The H1N1 swine flu pandemic has now officially ended, according to the World Health Organization (WHO), although many national health authorities saw a sharp drop in cases and began canceling vaccine orders months ago.
The world is moving into the "post-pandemic period" with global levels of H1N1 transmission now at an intensity similar to that of the seasonal flu, WHO's director-general, Dr. Margaret Chan, said this morning.
Many health authorities in the United States "and most people around the country" thought the pandemic had ended in the spring, with the close of flu season, Dr. William Schaffner, chairman of the Department of Preventive Medicine at Vanderbilt University in Nashville, Tenn., said.
The WHO announcement addressed worldwide levels, however, so the organization had to wait for the southern hemisphere to go through its flu season (during the U.S. summer) before hammering the final nail in the coffin of the H1N1 global pandemic, he added.
The H1N1 virus has abated but is not gone, Chan warned this morning. It will continue to circulate and cause illness and "continued vigilance is extremely important."
The WHO has recommended that health authorities continue to monitor severe cases of swine flu and unusual flu cases, and that high-risk individuals, such as pregnant women, the elderly and small children, continue to be vaccinated if vaccine is available to them.

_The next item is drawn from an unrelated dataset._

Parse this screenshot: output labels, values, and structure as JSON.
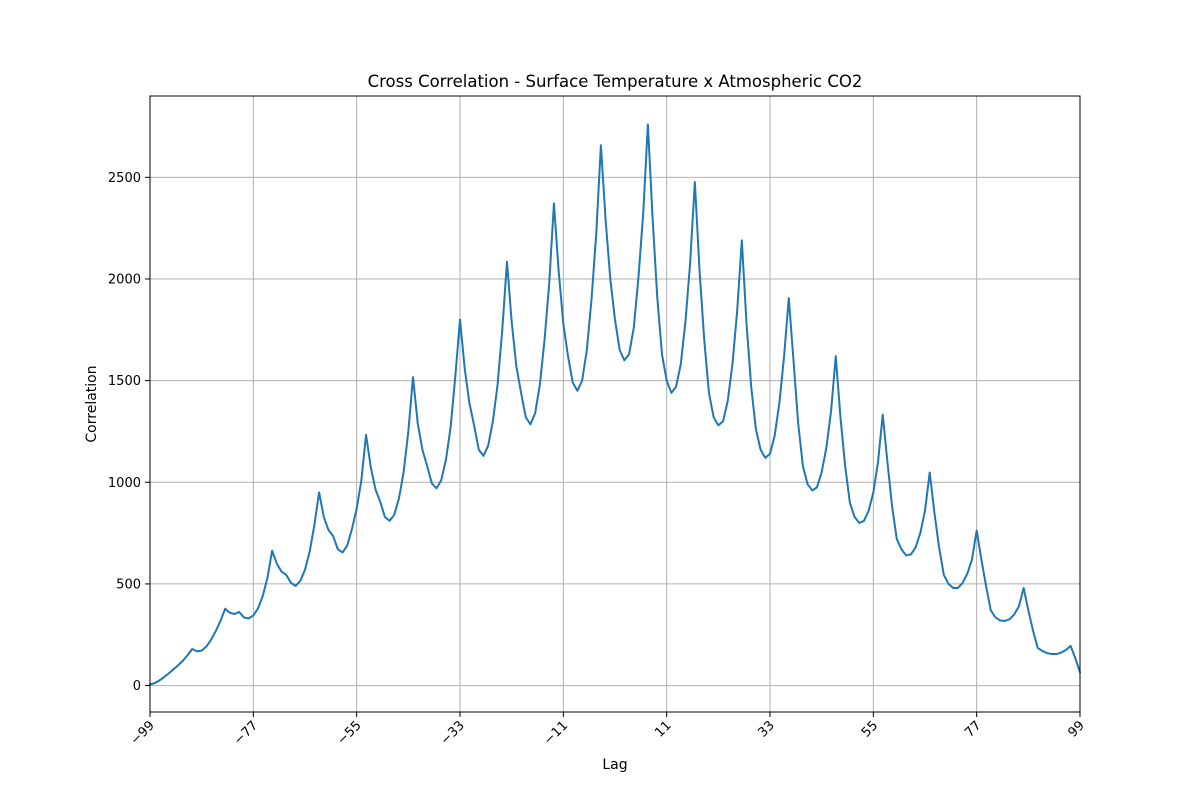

Many swine flu experts agree with Chan's announcement, emphasizing that the end of the pandemic does not mean that the virus will disappear, only that it will be behaving more like the normal seasonal flu.
"With every pandemic … the bug settles in and becomes part of the annual cycle of influenza" once the pandemic is over," said Dr. Frank James, health officer for Washington's San Juan County.
Whereas the H1N1 strain "crowded out" other influenza strains last year, it is now expected to intermingle with a few other viruses for this flu season.
Many experts also urged Americans -- even those not in the high-risk groups -- to get vaccinated this flu season regardless of H1N1's decline.
"We should remember that [seasonal] flu causes 36,000 deaths on average each year," Vanderbilt's Schaffner said. "It remains a serious illness."
The Centers for Disease Control and Prevention endorses such caution, recommending that everyone 6 months and older be vaccinated against influenza.
"This is the first year for such a comprehensive recommendation from the CDC," Schaffner said, and this year's vaccine, which will include H1N1 and two other influenza viruses, will be available "in abundance" and provide "very broad protection."
But the CDC's broad recommendation has some experts questioning the necessity of such an extensive vaccine program.
"There's just no evidence that mass vaccination against flu works, but there is evidence, thanks to [the H1N1 epidemic], that mass vaccinations are an effective way of transferring public money to private hands," said Philip Alcabes, professor of Urban Public Heath at Hunter College's School of Health Sciences in New York City.
About $1.6 billion of taxpayers' money was given in 2009 to pharmaceutical companies and vaccine manufacturers "for a vaccine that most Americans didn't want to get," he said.
Although it was clear as early as August of 2009 that swine flu was not going to be a "record-breaking outbreak," Alcabes said, this flu was fought with a record-breaking vaccine campaign that largely made already wealthy private parties even wealthier.
Billions of dollars worldwide were spent to stockpile vaccines for a virus that turned out to not be that much of a problem, he added, and the vaccines were largely unused as the virus petered out.
Many influenza experts would disagree and cite the extensive campaign as a reason H1N1 turned out milder than feared.
In a way, the WHO's statement this morning also served as a public reminder and endorsement of influenza vaccinations, and it comes as the United States ramps up for flu season.
But whether the CDC's nearly universal recommendation for flu vaccination this season will be able to overcome Americans' historically reluctant attitude toward the vaccine remains to be seen.